Pemerintah mempercepat peningkatan kapasitas layanan KRL Green Line relasi Tanah Abang–Rangkasbitung sebagai upaya mengatasi kepadatan penumpang. ( Foto: ist) 

Editor: Dinar Kencana

GEBRAK.ID,JAKARTA – Pemerintah mempercepat peningkatan kapasitas layanan KRL Green Line relasi Tanah Abang–Rangkasbitung sebagai upaya mengatasi kepadatan penumpang yang terus meningkat di koridor barat Jabodetabek. Program tersebut ditargetkan rampung pada 2027.

Peningkatan kapasitas dilakukan melalui sejumlah langkah strategis, mulai dari elektrifikasi jalur pendukung, pengoperasian rangkaian KRL dengan formasi 12 gerbong, hingga pengadaan kereta berkapasitas lebih besar. Langkah ini diharapkan mampu mengurangi kepadatan di jam sibuk sekaligus memangkas waktu tunggu (headway) antarkereta. 

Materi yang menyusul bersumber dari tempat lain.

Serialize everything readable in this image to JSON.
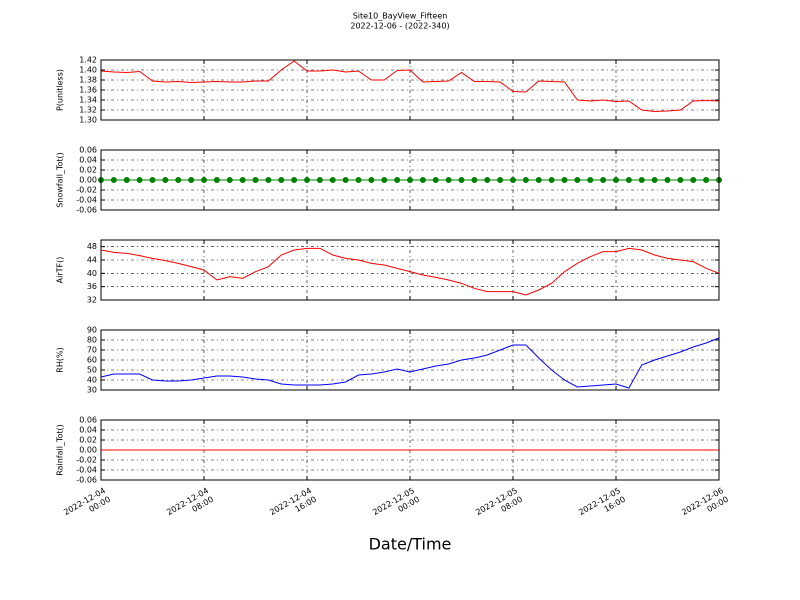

Koridor Tanah Abang–Rangkasbitung menjadi salah satu jalur KRL dengan pertumbuhan penumpang paling tinggi. Seiring berkembangnya kawasan permukiman di wilayah Tangerang, Banten hingga Lebak, kebutuhan transportasi massal yang andal terus meningkat sehingga kapasitas layanan harus segera ditambah.

Selain memperbesar kapasitas angkut, pemerintah juga menyiapkan peningkatan infrastruktur agar operasional KRL lebih efisien. Optimalisasi lintas dan elektrifikasi menjadi bagian penting untuk mendukung perjalanan kereta dengan frekuensi yang lebih rapat.

Pengoperasian rangkaian 12 gerbong juga menjadi salah satu fokus utama. Dengan kapasitas lebih besar dibanding formasi sebelumnya, setiap perjalanan dapat mengangkut lebih banyak penumpang sehingga kepadatan di dalam kereta maupun di peron dapat berkurang.

Di sisi lain, pengadaan armada baru berkapasitas besar juga disiapkan untuk mendukung peningkatan layanan. Kehadiran kereta baru diharapkan mampu memenuhi lonjakan permintaan pengguna yang setiap tahun terus bertambah, khususnya pada jam berangkat dan pulang kerja. 

Peningkatan kapasitas Green Line juga menjadi bagian dari pengembangan jaringan Commuter Line secara menyeluruh. Pemerintah bersama operator terus melakukan berbagai proyek pendukung, termasuk penyesuaian panjang peron di sejumlah stasiun agar dapat melayani rangkaian 12 gerbong secara optimal. 

Melalui percepatan proyek ini, pemerintah menargetkan pelayanan KRL di lintas Tanah Abang–Rangkasbitung menjadi lebih nyaman, waktu tunggu semakin singkat, serta mampu mengakomodasi pertumbuhan mobilitas masyarakat di wilayah Jabodetabek dan Banten dalam beberapa tahun ke depan.